Sirtuin 2 controls global protein synthesis by regulating Rheb-GTPase

Upregulated global protein synthesis is associated with the development and progression of several diseases and disorders. Strategies like calorie restriction and pharmacological inhibition of protein synthesis, have exhibited health-promoting effects. However, the complex molecular events that regulate global protein synthesis are not completely understood. Here, we report that SIRT2, a histone deacylase, negatively regulates global protein synthesis by inhibiting the mTORC1 pathway via deacetylating Rheb and promoting Rheb degradation. Our in vitro results suggest that SIRT2 deficiency increases protein synthesis, whereas SIRT2 overexpression suppresses protein synthesis. SIRT2-deficient mice exhibit age-associated and neurohormone-induced cardiac hypertrophy. Here, we report increased global protein synthesis in the hearts of young SIRT2-deficient mice, which may contribute to the development of cardiac hypertrophy. Conversely, cardiac-specific overexpression of SIRT2 reduces global protein synthesis in mice hearts.

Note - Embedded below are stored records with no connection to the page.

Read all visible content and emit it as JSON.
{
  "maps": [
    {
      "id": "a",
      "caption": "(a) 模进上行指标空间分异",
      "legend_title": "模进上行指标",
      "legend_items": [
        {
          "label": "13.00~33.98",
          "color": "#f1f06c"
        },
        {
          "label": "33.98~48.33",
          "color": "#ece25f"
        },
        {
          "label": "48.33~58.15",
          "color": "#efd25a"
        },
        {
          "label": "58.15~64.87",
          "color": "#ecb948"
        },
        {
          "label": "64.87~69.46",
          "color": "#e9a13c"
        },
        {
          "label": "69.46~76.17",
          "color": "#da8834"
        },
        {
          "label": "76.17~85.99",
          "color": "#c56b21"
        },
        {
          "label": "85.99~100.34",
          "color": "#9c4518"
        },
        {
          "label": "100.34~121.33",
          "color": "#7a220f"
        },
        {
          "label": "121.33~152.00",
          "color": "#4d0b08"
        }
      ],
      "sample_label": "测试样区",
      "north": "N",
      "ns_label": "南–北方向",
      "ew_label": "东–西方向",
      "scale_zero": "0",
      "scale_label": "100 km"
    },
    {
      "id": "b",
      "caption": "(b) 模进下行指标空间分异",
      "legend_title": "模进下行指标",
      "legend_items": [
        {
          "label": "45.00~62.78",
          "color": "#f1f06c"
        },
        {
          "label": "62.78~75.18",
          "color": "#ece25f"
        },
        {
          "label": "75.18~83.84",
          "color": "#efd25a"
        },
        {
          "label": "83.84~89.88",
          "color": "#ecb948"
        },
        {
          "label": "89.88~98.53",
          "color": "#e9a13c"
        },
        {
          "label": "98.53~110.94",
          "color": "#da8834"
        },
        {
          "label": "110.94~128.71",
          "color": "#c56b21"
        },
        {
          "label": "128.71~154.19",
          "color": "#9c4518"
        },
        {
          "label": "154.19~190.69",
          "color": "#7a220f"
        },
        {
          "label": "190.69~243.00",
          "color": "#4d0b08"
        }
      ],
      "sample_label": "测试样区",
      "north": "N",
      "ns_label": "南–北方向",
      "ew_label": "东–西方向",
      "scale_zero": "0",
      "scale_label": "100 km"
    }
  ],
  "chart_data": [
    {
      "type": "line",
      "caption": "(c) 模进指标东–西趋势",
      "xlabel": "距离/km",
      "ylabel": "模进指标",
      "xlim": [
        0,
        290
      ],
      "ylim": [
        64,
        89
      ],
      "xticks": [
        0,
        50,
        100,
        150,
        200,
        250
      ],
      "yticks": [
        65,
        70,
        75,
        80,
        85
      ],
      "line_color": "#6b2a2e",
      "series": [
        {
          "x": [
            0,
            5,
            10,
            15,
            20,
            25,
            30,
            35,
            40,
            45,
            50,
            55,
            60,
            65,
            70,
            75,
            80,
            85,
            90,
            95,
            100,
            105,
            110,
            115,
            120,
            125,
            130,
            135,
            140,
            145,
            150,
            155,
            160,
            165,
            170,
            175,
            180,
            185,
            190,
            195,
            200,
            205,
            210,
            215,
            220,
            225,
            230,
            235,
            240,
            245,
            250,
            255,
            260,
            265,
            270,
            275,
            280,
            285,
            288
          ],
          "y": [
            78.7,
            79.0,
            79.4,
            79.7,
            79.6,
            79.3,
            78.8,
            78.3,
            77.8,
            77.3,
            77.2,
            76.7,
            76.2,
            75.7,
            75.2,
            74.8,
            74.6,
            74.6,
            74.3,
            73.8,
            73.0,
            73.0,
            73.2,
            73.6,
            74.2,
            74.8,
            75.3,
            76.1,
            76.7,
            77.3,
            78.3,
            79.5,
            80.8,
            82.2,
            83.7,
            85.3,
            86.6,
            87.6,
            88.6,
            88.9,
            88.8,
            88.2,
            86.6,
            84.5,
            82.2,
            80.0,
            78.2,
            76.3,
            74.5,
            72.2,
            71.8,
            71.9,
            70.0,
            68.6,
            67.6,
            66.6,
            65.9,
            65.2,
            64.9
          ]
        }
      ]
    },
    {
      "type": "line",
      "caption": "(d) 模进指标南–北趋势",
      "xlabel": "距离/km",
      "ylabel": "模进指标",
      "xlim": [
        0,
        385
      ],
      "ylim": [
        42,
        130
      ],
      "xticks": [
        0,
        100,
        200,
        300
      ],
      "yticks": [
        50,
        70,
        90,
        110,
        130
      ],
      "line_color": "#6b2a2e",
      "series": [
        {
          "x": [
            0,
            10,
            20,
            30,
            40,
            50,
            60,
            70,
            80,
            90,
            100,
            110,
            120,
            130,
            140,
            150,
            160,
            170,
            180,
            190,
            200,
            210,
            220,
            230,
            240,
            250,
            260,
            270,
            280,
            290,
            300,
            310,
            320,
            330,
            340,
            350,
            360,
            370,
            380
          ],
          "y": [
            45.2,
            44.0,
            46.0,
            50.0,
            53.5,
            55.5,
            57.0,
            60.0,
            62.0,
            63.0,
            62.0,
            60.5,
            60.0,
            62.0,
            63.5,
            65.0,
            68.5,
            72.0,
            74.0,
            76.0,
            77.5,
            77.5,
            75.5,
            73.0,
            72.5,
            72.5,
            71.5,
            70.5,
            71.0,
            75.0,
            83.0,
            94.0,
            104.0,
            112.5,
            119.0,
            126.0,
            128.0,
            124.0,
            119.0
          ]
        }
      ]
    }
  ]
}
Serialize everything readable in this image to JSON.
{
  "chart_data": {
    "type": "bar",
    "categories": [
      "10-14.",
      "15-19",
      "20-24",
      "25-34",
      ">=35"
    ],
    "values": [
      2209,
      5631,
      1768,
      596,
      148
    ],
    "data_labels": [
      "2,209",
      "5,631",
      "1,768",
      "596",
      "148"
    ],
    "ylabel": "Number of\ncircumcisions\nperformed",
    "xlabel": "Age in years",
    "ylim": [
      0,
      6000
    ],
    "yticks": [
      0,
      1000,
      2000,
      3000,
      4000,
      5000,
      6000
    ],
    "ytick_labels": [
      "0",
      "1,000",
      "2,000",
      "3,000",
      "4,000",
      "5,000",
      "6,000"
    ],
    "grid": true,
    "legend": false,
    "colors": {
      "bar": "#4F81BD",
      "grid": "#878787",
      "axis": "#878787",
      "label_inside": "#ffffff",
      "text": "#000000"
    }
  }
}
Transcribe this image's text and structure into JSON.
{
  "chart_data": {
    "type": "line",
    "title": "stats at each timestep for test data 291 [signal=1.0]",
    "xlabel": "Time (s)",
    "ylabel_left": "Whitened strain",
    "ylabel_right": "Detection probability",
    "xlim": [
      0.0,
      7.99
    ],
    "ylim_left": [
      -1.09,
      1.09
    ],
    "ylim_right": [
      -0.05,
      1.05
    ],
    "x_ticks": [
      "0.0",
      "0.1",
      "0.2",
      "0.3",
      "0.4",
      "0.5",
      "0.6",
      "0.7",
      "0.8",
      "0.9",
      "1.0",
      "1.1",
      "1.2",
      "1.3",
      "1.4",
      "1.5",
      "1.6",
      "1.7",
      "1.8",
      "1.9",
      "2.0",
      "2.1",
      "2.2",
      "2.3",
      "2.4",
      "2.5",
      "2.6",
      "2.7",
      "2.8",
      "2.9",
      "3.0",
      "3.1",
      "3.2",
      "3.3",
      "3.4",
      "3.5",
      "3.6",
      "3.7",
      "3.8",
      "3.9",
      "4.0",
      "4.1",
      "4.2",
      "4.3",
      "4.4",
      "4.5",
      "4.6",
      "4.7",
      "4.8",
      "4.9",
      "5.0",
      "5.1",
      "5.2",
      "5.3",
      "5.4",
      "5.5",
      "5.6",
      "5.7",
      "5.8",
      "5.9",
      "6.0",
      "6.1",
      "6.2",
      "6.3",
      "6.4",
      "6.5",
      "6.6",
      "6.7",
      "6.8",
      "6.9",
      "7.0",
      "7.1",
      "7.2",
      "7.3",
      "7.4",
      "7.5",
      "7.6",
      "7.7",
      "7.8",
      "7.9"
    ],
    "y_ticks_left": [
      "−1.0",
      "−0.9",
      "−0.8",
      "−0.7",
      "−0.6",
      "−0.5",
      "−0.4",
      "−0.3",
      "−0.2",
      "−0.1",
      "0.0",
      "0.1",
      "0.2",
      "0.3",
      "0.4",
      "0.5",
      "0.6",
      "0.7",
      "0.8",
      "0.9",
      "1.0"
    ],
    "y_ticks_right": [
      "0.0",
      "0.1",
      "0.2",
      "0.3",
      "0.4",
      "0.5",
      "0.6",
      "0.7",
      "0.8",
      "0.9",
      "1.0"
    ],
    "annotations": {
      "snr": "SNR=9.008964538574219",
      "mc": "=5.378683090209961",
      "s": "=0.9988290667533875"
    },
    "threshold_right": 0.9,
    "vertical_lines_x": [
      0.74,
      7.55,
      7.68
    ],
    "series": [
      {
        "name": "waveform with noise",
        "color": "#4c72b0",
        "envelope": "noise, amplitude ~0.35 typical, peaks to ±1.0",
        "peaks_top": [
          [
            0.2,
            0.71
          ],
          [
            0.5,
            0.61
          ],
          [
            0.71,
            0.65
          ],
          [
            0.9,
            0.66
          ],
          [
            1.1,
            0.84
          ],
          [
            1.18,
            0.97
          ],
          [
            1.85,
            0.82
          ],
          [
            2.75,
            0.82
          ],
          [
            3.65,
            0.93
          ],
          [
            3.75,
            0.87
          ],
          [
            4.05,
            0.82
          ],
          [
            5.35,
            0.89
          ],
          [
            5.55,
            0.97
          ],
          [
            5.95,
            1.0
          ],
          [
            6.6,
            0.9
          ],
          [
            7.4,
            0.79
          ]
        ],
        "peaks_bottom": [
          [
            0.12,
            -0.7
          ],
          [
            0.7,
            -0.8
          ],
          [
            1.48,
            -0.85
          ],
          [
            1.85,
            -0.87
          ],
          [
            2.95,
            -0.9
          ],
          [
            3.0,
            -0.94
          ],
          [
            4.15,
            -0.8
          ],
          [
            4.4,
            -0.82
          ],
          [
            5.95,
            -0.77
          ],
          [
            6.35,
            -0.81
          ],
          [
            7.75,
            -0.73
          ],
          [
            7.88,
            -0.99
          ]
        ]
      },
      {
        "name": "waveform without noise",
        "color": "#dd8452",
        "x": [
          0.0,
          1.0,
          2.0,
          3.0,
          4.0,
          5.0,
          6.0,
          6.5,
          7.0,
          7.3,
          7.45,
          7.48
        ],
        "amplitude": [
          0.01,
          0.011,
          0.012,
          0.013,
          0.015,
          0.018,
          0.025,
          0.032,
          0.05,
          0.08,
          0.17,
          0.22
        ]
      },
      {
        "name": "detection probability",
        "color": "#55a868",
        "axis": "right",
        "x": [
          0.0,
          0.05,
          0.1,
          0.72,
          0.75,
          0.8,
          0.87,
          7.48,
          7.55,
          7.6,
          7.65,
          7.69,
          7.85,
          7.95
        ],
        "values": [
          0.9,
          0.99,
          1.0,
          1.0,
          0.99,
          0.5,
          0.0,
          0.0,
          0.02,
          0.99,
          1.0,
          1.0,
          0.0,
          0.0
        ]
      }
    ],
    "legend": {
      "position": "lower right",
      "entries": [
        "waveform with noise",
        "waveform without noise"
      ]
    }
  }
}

Mechanistically, SIRT2 binds to and deacetylates Rheb at K151 residue to enhance ubiquitin-proteosome-mediated degradation of Rheb. Depletion of Rheb rescues the increased protein synthesis in SIRT2-inhibited conditions. Our findings suggest that SIRT2 activation can be a potential therapeutic for treating diseases associated with increased protein synthesis.